Les autres étudiants diplômés, de niveau inférieur au master ou de niveau au moins équivalent mais souhaitant agir en dehors du dispositif de l’autorisation provisoire de séjour, peuvent s’engager dans une procédure de droit commun de changement de statut pour obtenir une autorisation de travail. Plusieurs critères sont listés en annexe de la circulaire afin de guider les services chargés de l’instruction des demandes. Ils pourront par exemple se référer au fait que « la formation de l’étudiant a été soutenue, hors barème de taxe d’apprentissage, par l’entreprise qui souhaite le recruter à la fin de ses études ». La situation de l’emploi est opposable à ces étrangers. L’employeur doit donc justifier qu’il a fait des recherches pour recruter un candidat déjà présent sur le marché du travail en France. Les ministres demandent à cet égard aux préfets de considérer que cette recherche a été réalisée si l’offre qu’il a déposée auprès de Pôle emploi n’a pas été satisfaite après trois semaines de publication.
Autre consigne, plus globale : les préfets sont invités à fournir à l’étudiant l’ensemble des informations nécessaires au traitement de son dossier dès les premiers contacts qu’il aura avec les services compétents.
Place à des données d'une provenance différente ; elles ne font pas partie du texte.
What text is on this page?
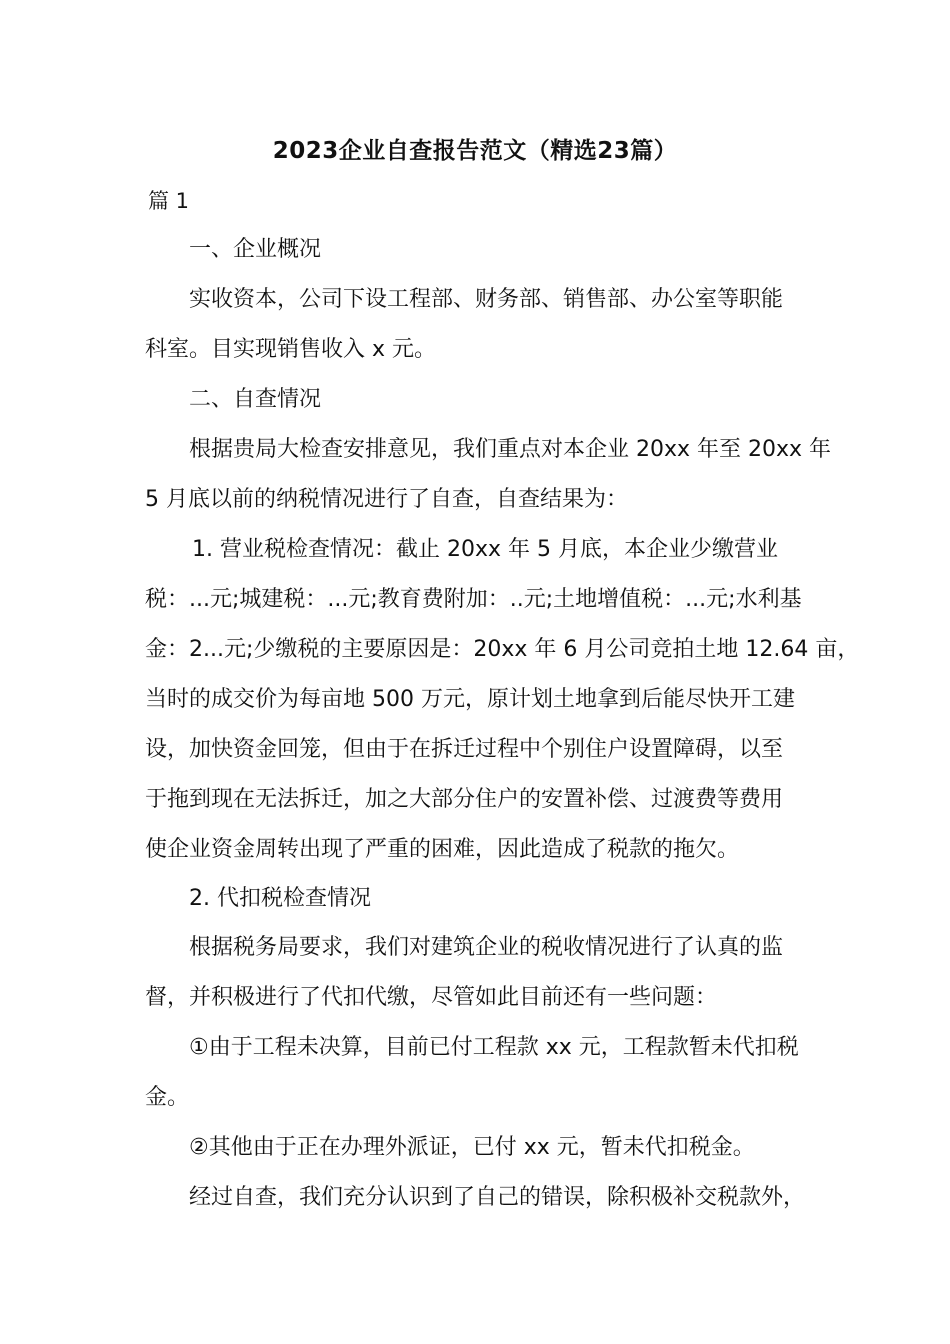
2023企业自查报告范文（精选23篇）
篇 1
一、企业概况
实收资本，公司下设工程部、财务部、销售部、办公室等职能
科室。目实现销售收入 x 元。
二、自查情况
根据贵局大检查安排意见，我们重点对本企业 20xx 年至 20xx 年
5 月底以前的纳税情况进行了自查，自查结果为：
1. 营业税检查情况：截止 20xx 年 5 月底，本企业少缴营业
税：...元;城建税：...元;教育费附加：..元;土地增值税：...元;水利基
金：2...元;少缴税的主要原因是：20xx 年 6 月公司竞拍土地 12.64 亩，
当时的成交价为每亩地 500 万元，原计划土地拿到后能尽快开工建
设，加快资金回笼，但由于在拆迁过程中个别住户设置障碍，以至
于拖到现在无法拆迁，加之大部分住户的安置补偿、过渡费等费用
使企业资金周转出现了严重的困难，因此造成了税款的拖欠。
2. 代扣税检查情况
根据税务局要求，我们对建筑企业的税收情况进行了认真的监
督，并积极进行了代扣代缴，尽管如此目前还有一些问题：
①由于工程未决算，目前已付工程款 xx 元，工程款暂未代扣税
金。
②其他由于正在办理外派证，已付 xx 元，暂未代扣税金。
经过自查，我们充分认识到了自己的错误，除积极补交税款外，
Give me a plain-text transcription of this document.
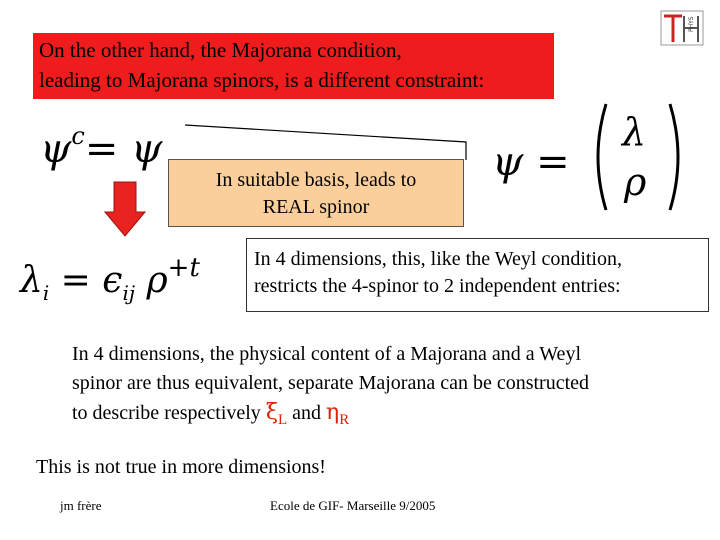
PHYS
On the other hand, the Majorana condition,
leading to Majorana spinors, is a different constraint:
$\psi^c= \psi$	ψ =
λ
ρ
In suitable basis, leads to
REAL spinor
$\lambda_i = \epsilon_{ij}$ $\rho^{+t}$	In 4 dimensions, this, like the Weyl condition,
restricts the 4-spinor to 2 independent entries:
In 4 dimensions, the physical content of a Majorana and a Weyl
spinor are thus equivalent, separate Majorana can be constructed
to describe respectively $\xi_L$ and $\eta_R$
This is not true in more dimensions!
jm frère	Ecole de GIF- Marseille 9/2005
Il leur est également demandé d’être attentifs à maintenir une durée d’examen des demandes inférieure à deux mois dès lors que le dossier est complet, hors attestation de réussite des examens. L’idée étant d’éviter à l’étudiant étranger le risque de perdre l’emploi auquel il postule, quel que soit le fondement juridique de sa demande.
Enfin, la circulaire exige le réexamen prioritaire des dossiers déposés depuis le 1er juin 2011 et qui leur auront été à nouveau présentés. Aucune obligation de quitter le territoire français notifiée à ce titre après le 1er juin 2011 ne doit être exécutée pendant le réexamen et les intéressés doivent se voir délivrer une autorisation provisoire de séjour de six mois non renouvelable, avec autorisation de travail ou, pour ceux qui ont une promesse d’embauche, un récépissé avec autorisation de travail durant l’instruction de leur dossier.
(2) Les assouplissements introduits par ce texte concernaient essentiellement les diplômés étrangers de niveau au moins équivalent au master – Voir ASH n° 2743 du 20-01-12, p. 16.
(3) Formule employée par Geneviève Fioraso le 1er juin dans un entretien à l’AFP.